The undisputed evidence would not allow a reasonable jury to conclude that the defendant used excessive force on the plaintiff during or after the emergency cell extraction on November 27, 2020. The defendant is entitled to judgment as a matter of law.
The defendant argues that if the court declines to grant summary judgment in his favor, he is entitled to qualified immunity. “Where a defendant ‘wins on the facts, [she] does not need qualified immunity.'” Sierra-Lopez v. County, Case No. 17-cv-1222, 2019 WL 3501540, at *10 (E.D. Wis. July 31, 2019) (quoting Viero v. Bufano, 925 F.Supp. 1374, 1387 (N.D. Ill. 1996); and Antepenko v. Domrois, Case No. 17-cv-1211, 2018 WL 6065347, at *6 (E.D. Wis. Nov. 20, 2018)).
III. Conclusion
The court DENIES the plaintiff's motion to withdraw the case. Dkt. No. 45.
The court GRANTS the defendant's motion for summary judgment. Dkt. No. 38.
The court ORDERS that this case is DISMISSED. The clerk will enter judgment accordingly.
This order and the judgment to follow are final.

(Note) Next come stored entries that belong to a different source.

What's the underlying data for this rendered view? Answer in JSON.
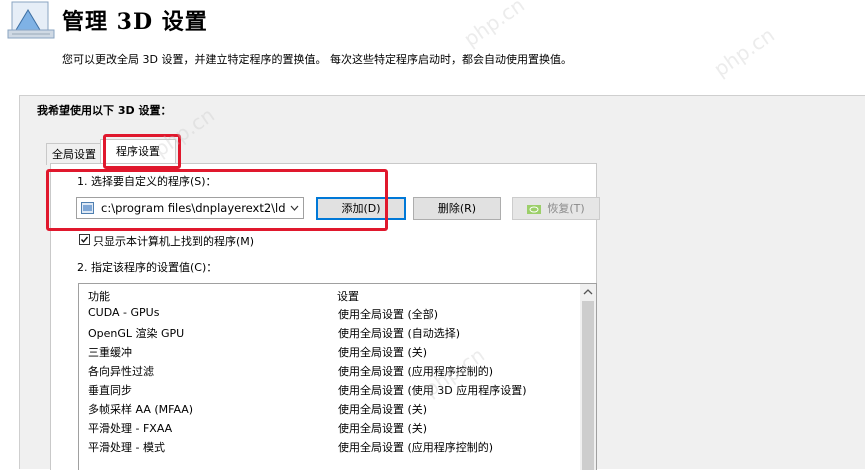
{
  "header": {
    "title": "管理 3D 设置",
    "icon": "nvidia-3d-settings-icon"
  },
  "description": "您可以更改全局 3D 设置，并建立特定程序的置换值。 每次这些特定程序启动时，都会自动使用置换值。",
  "group": {
    "title": "我希望使用以下 3D 设置：",
    "tabs": [
      {
        "label": "全局设置",
        "active": false
      },
      {
        "label": "程序设置",
        "active": true
      }
    ]
  },
  "program_tab": {
    "select_label": "1. 选择要自定义的程序(S)：",
    "program_value": "c:\\program files\\dnplayerext2\\ld...",
    "buttons": {
      "add": "添加(D)",
      "delete": "删除(R)",
      "restore": "恢复(T)"
    },
    "checkbox": {
      "label": "只显示本计算机上找到的程序(M)",
      "checked": true
    },
    "specify_label": "2. 指定该程序的设置值(C)："
  },
  "settings_table": {
    "headers": {
      "feature": "功能",
      "setting": "设置"
    },
    "rows": [
      {
        "feature": "CUDA - GPUs",
        "setting": "使用全局设置 (全部)"
      },
      {
        "feature": "OpenGL 渲染 GPU",
        "setting": "使用全局设置 (自动选择)"
      },
      {
        "feature": "三重缓冲",
        "setting": "使用全局设置 (关)"
      },
      {
        "feature": "各向异性过滤",
        "setting": "使用全局设置 (应用程序控制的)"
      },
      {
        "feature": "垂直同步",
        "setting": "使用全局设置 (使用 3D 应用程序设置)"
      },
      {
        "feature": "多帧采样 AA (MFAA)",
        "setting": "使用全局设置 (关)"
      },
      {
        "feature": "平滑处理 - FXAA",
        "setting": "使用全局设置 (关)"
      },
      {
        "feature": "平滑处理 - 模式",
        "setting": "使用全局设置 (应用程序控制的)"
      }
    ]
  },
  "watermark": "php.cn",
  "colors": {
    "highlight_box": "#e0182d",
    "nvidia_green": "#76b900",
    "button_focus": "#0078d7"
  }
}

A dissatisfied party may appeal this court's decision to the Court of Appeals for the Seventh Circuit by filing in this court a notice of appeal within 30 days of the entry of judgment. See Federal Rules of Appellate Procedure 3, 4. This court may extend this deadline if a party timely requests an extension and shows good cause or excusable neglect for not being able to meet the 30-day deadline. See Fed. R. App. P. 4(a)(5)(A).

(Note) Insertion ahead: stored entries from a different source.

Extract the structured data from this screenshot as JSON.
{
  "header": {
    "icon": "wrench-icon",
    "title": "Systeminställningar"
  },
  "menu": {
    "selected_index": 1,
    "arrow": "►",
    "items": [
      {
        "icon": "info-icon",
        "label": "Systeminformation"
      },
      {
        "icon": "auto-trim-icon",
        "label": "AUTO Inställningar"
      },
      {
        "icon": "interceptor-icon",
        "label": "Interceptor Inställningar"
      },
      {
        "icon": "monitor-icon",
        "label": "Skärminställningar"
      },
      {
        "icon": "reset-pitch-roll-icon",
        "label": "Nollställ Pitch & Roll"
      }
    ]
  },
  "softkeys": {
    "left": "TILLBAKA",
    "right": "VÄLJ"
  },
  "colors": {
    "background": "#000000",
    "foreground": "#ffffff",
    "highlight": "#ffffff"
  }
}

If the plaintiff appeals, he will be liable for the $605 appellate filing fee regardless of the outcome of the appeal. If the plaintiff seeks to proceed on appeal without prepaying the appellate filing fee, he must file a motion in this court. See Fed. R. App. P. 24(a)(1). The Court of Appeals may assess the plaintiff a “strike” if it concludes that his appeal has no merit. If the plaintiff accumulates three strikes, he will not be able to file a case in federal court (except a petition for habeas corpus relief) without prepaying the full filing fee unless he demonstrates that he is in imminent danger of serious physical injury. Id.
Under certain circumstances, a party may ask this court to alter or amend its judgment under Federal Rule of Civil Procedure 59(e) or ask for relief from judgment under Federal Rule of Civil Procedure 60(b). Any motion under Rule 59(e) must be filed within 28 days of the entry of judgment. The court cannot extend this deadline. See Fed.R.Civ.P. 6(b)(2). Any motion under Rule 60(b) must be filed within a reasonable time, generally no more than one year after the entry of the judgment. The court cannot extend this deadline. See Fed.R.Civ.P. 6(b)(2).
The court expects parties to closely review all applicable rules and determine, what, if any, further action is appropriate in a case.